University reciprocity

Imagine that you and your high school buddy make a deal when you both start restaurants. He and his family can eat for free at your restaurant forever, and vice versa. Fast forward ten years. Your restaurant's better than his, and you're serving his family more than twice as many meals as he's serving yours. Fair deal?

More Kiwis study in Australia than vice-versa, so it shouldn't be surprising that Oz has been getting a bit annoyed with the reciprocal treatment deal. Here's Universities NZ (HT: Dave Guerin):
Universities New Zealand is disappointed by proposed changes by the Australian government that would see New Zealand citizens studying at an Australian university being charged the full-fee rate.

This would break the longstanding reciprocal arrangement between the two countries where students can study in each other’s universities at the domestic fee rate.

We oppose any move that would create a barrier to Australians and New Zealanders studying in each other’s countries.

Currently about 4600 Australian citizens are studying in New Zealand, including 1860 in universities, and over 10,000 New Zealand citizens study in Australian universities.
Australian universities are bigger and have a broader range of offerings, especially once you start getting into graduate studies. The equal-treatment deal would always be pretty likely then to have Australian taxpayers shelling out more to cover Kiwi students than vice-versa.

Rather than get into a huff about unequal treatment and threatening to do things to Australian students studying here, the government might consider offering to just pay the Australians. The government spends thousands of dollars per domestic student studying in New Zealand. Count the number of NZ university students in Australian, net from that the number of Oz university students in NZ, then offer to cut Australia a cheque for something like the NZ domestic tuition subsidy multiplied by the net number of NZ students in Australia.
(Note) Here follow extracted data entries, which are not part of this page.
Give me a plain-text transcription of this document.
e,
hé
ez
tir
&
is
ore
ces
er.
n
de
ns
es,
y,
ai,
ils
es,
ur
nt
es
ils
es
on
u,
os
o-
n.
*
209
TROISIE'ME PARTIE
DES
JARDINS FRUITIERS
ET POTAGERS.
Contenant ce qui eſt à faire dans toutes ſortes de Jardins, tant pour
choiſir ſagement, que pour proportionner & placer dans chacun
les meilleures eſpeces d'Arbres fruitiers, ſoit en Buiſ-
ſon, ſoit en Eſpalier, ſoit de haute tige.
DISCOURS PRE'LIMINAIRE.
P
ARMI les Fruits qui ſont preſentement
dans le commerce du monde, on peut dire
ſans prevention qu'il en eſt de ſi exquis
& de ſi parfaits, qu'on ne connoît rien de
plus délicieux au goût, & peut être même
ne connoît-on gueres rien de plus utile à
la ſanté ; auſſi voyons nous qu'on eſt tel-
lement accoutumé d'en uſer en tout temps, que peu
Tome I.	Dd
Update: I've been viewing this entirely in the context of "NZ student moves to Oz for study, and vice-versa". If Oz is instead wanting to impose international student fees on kids who grew up in Oz to NZ parents, and whose parents pay tax in Oz, that's really not on. 

1 comment:

  1. I do t think your example is good. You haven't factored in that nz families in Aus pay the same taxes as Aus families. So your restaurant example should include that you prepare your own food in the friends restaurant.